Rz. 70

In der Literatur wird bei den Überschusseinkünften analog den Gewinneinkünften die Existenz von Einkünfteerzielungsvermögen bejaht.[1] Die Rechtsprechung hat hierzu noch nicht Stellung genommen.[2] Allerdings kann die Rechtsprechung zum Verlust, der Beschädigung oder der Zerstörung eines Arbeitsmittels nur so verstanden werden, dass die Aussage, Veränderungen im Vermögensbereich bei den Überschusseinkünften seien steuerlich unerheblich, für Arbeitsmittel jedenfalls nicht gilt.[3] Nach der Entscheidung des BFH treten Verluste bei Arbeitsmitteln grundsätzlich in der Erwerbssphäre ein, es sei denn, das den Verlust auslösende Ereignis ist dem privaten Bereich zuzuordnen. Der BFH verweist in diesem Zusammenhang auf seine Entscheidung vom 29.4.1983,[4] die den Diebstahl eines nahezu ausschließlich beruflich genutzten Pkw vor dem Haus eines Arbeitnehmers betraf.
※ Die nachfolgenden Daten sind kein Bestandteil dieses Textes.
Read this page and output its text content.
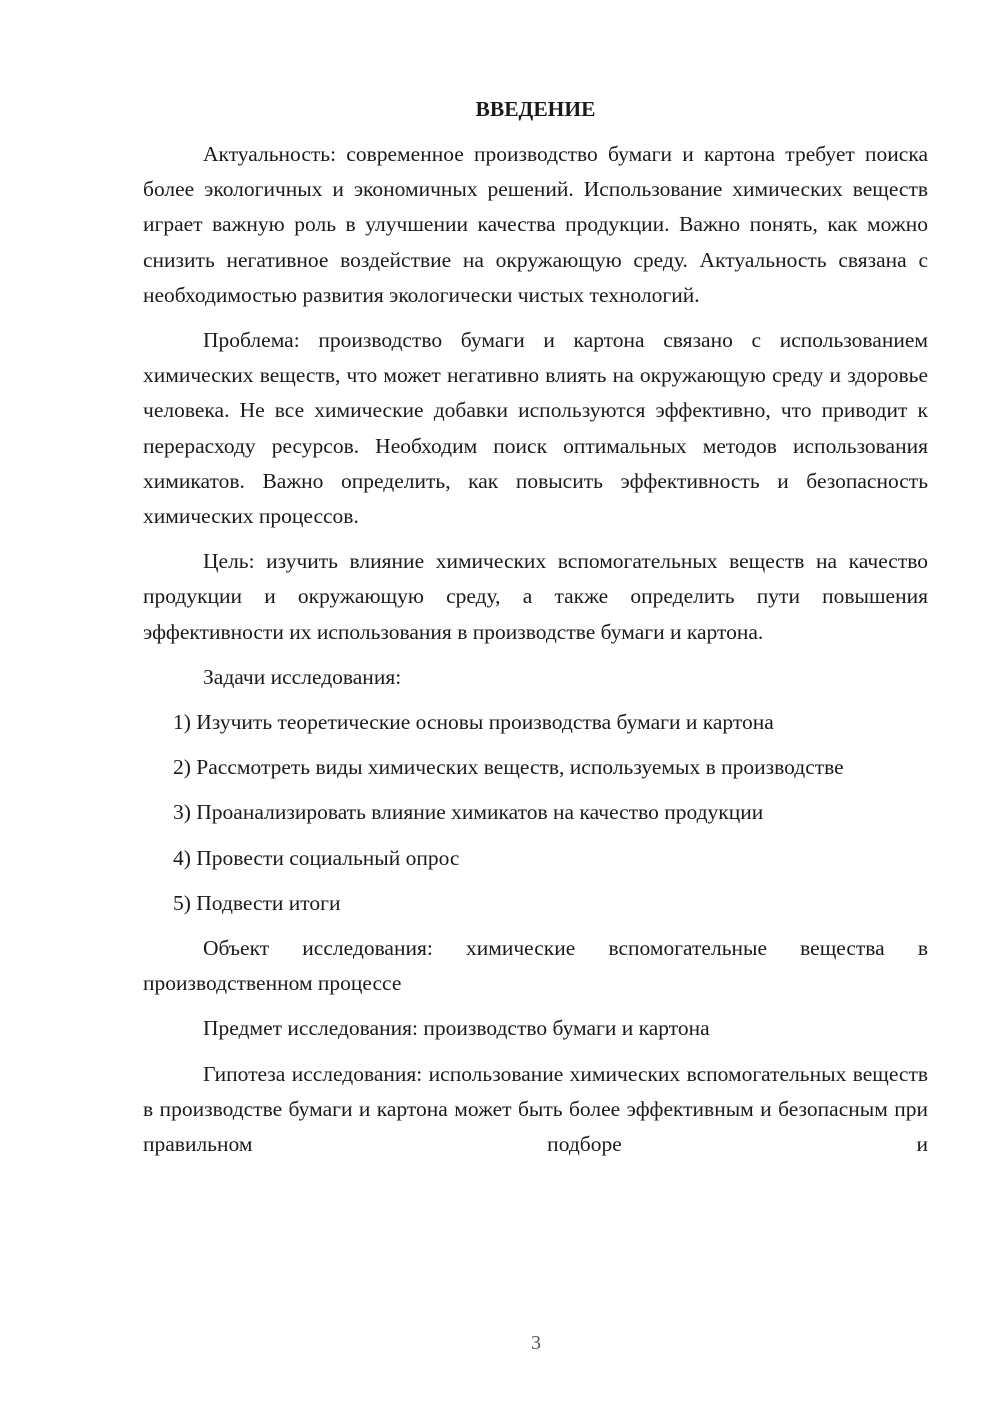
ВВЕДЕНИЕ

Актуальность: современное производство бумаги и картона требует поиска более экологичных и экономичных решений. Использование химических веществ играет важную роль в улучшении качества продукции. Важно понять, как можно снизить негативное воздействие на окружающую среду. Актуальность связана с необходимостью развития экологически чистых технологий.

Проблема: производство бумаги и картона связано с использованием химических веществ, что может негативно влиять на окружающую среду и здоровье человека. Не все химические добавки используются эффективно, что приводит к перерасходу ресурсов. Необходим поиск оптимальных методов использования химикатов. Важно определить, как повысить эффективность и безопасность химических процессов.

Цель: изучить влияние химических вспомогательных веществ на качество продукции и окружающую среду, а также определить пути повышения эффективности их использования в производстве бумаги и картона.

Задачи исследования:

1) Изучить теоретические основы производства бумаги и картона

2) Рассмотреть виды химических веществ, используемых в производстве

3) Проанализировать влияние химикатов на качество продукции

4) Провести социальный опрос

5) Подвести итоги

Объект исследования: химические вспомогательные вещества в производственном процессе

Предмет исследования: производство бумаги и картона

Гипотеза исследования: использование химических вспомогательных веществ в производстве бумаги и картона может быть более эффективным и безопасным при правильном подборе и

3
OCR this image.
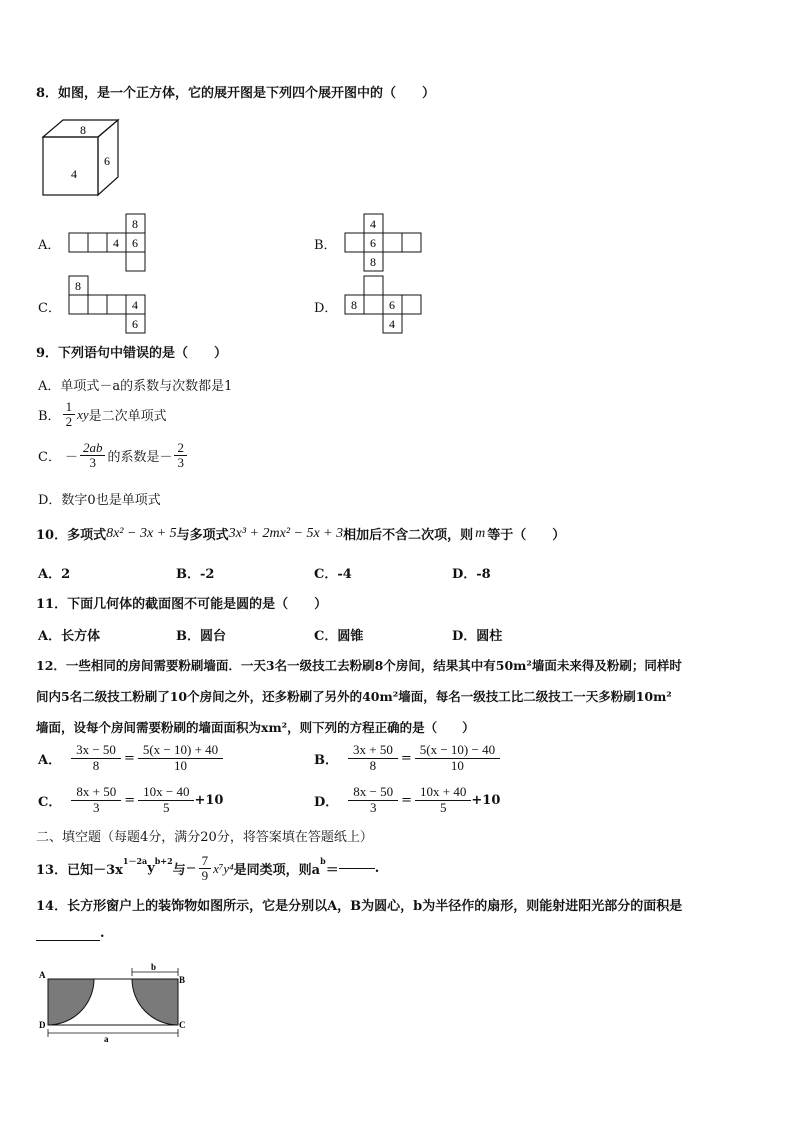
8．如图，是一个正方体，它的展开图是下列四个展开图中的（　　）
8
6
4
A．
8
4 6	B．
4
6
8
C．
8
4
6
D． 8	6
4
9．下列语句中错误的是（　　）
A．单项式－a的系数与次数都是1
B． $\frac{1}{2}$ xy 是二次单项式
C． － $\frac{2ab}{3}$ 的系数是－ $\frac{2}{3}$
D．数字0也是单项式
10．多项式 8x² − 3x + 5 与多项式 3x³ + 2mx² − 5x + 3 相加后不含二次项，则 m 等于（　　）
A．2	B．-2	C．-4	D．-8
11．下面几何体的截面图不可能是圆的是（　　）
A．长方体	B．圆台	C．圆锥	D．圆柱
12．一些相同的房间需要粉刷墙面．一天3名一级技工去粉刷8个房间，结果其中有50m²墙面未来得及粉刷；同样时
间内5名二级技工粉刷了10个房间之外，还多粉刷了另外的40m²墙面，每名一级技工比二级技工一天多粉刷10m²
墙面，设每个房间需要粉刷的墙面面积为xm²，则下列的方程正确的是（　　）
A． $\frac{3x - 50}{8} = \frac{5(x - 10) + 40}{10}$	B． $\frac{3x + 50}{8} = \frac{5(x - 10) - 40}{10}$
C． $\frac{8x + 50}{3} = \frac{10x - 40}{5} +10$	D． $\frac{8x - 50}{3} = \frac{10x + 40}{5} +10$
二、填空题（每题4分，满分20分，将答案填在答题纸上）
13．已知－3x
$^{1-2a}$
y
$^{b+2}$
与 − $\frac{7}{9} x^7y^4$ 是同类项，则a
$^b$
＝	.
14．长方形窗户上的装饰物如图所示，它是分别以A，B为圆心，b为半径作的扇形，则能射进阳光部分的面积是
.
A	B
C
D
b
a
Der BFH argumentierte folgendermaßen: Bei einem Arbeitsmittel bleibe eine geringfügige Nutzung zu privaten Zwecken außer Betracht. Der Grundsatz, dass Veränderungen im Vermögensbereich bei den Überschusseinkunftsarten steuerlich unbeachtlich seien, gelte nicht für Arbeitsmittel, weil der Gesetzgeber Aufwendungen für ihre Anschaffung nach § 9 Abs. 1 Satz 3 Nr. 6 EStG ausdrücklich als Werbungskosten bestimmt habe. Da in § 9 Abs. 1 Satz 3 Nr. 6 EStG ausdrücklich auf § 9 Abs. 1 Satz 3 Nr. 7 EStG Bezug genommen werde, gelte das auch für § 7 Abs. 1 Satz 7 EStG mit der Folge, dass eine AfA für außergewöhnliche technische oder wirtschaftliche Abnutzung (AfaA) bei Arbeitsmitteln nur dann privat veranlasst sei, wenn das die Abschreibung auslösende Ereignis dem Bereich der privaten Lebensführung zuzuordnen sei.[5]

 

Rz. 71

Eine ähnliche Problematik stellt sich bei der Umwidmung von bisher privat genutzten Wirtschaftsgütern. Werden Wirtschaftsgüter, die bisher nicht der Einkünfteerzielung dienten, umgewidmet und nunmehr zur Erzielung von Einkünften genutzt, so sind die Anschaffungs- oder Herstellungskosten auf die Gesamtnutzungsdauer einschließlich der Zeit vor der Umwidmung zu verteilen.[6] Als Werbungskosten kann nur der Teil der Anschaffungs- oder Herstellungskosten abgezogen werden, der der Zeit nach der Umwidmung zuzuordnen ist. Damit gilt der auf den Zeitraum vor der Verwendung als Arbeitsmittel entfallende Teil der Anschaffungs- oder Herstellungskosten des Wirtschaftsguts als abgesetzt (fiktive AfA).

 
Praxis-Beispiel

Ein Steuerpflichtiger benutzt ab dem Jahr 02 seinen Computer, den er Anfang des Jahres 01 für 1.500 EUR erworben hat und ausschließlich für private Zwecke genutzt hat, nur noch beruflich. Bei einer Nutzungsdauer von 3 Jahren beträgt die verbleibende Restnutzungsdauer im Zeitpunkt der Umwidmung noch 2 Jahre. Er kann im Jahr 02 und 03 je 500 EUR als AfA für berufliche Zwecke absetzen.

 

Rz. 72

Ist im Zeitpunkt der Umwidmung das AfA-Volumen durch Ansatz der fiktiven AfA ausgeschöpft, kommt eine weitere AfA nicht in Betracht. Der Betrag, der nach Umwidmung des Wirtschaftsguts zu einem Arbeitsmittel nach Abzug der fiktiven AfA von den Anschaffungskosten einschließlich der Umsatzsteuer verbleibt, kann aus Vereinfachungsgründen im Jahr der erstmaligen Verwendung des Wirtschaftsguts als Arbeitsmittel in voller Höhe als Werbungskosten abgezogen werden, wenn er 800 EUR (für Anschaffungen nach dem 31.12.2017) nicht übersteigt.[7]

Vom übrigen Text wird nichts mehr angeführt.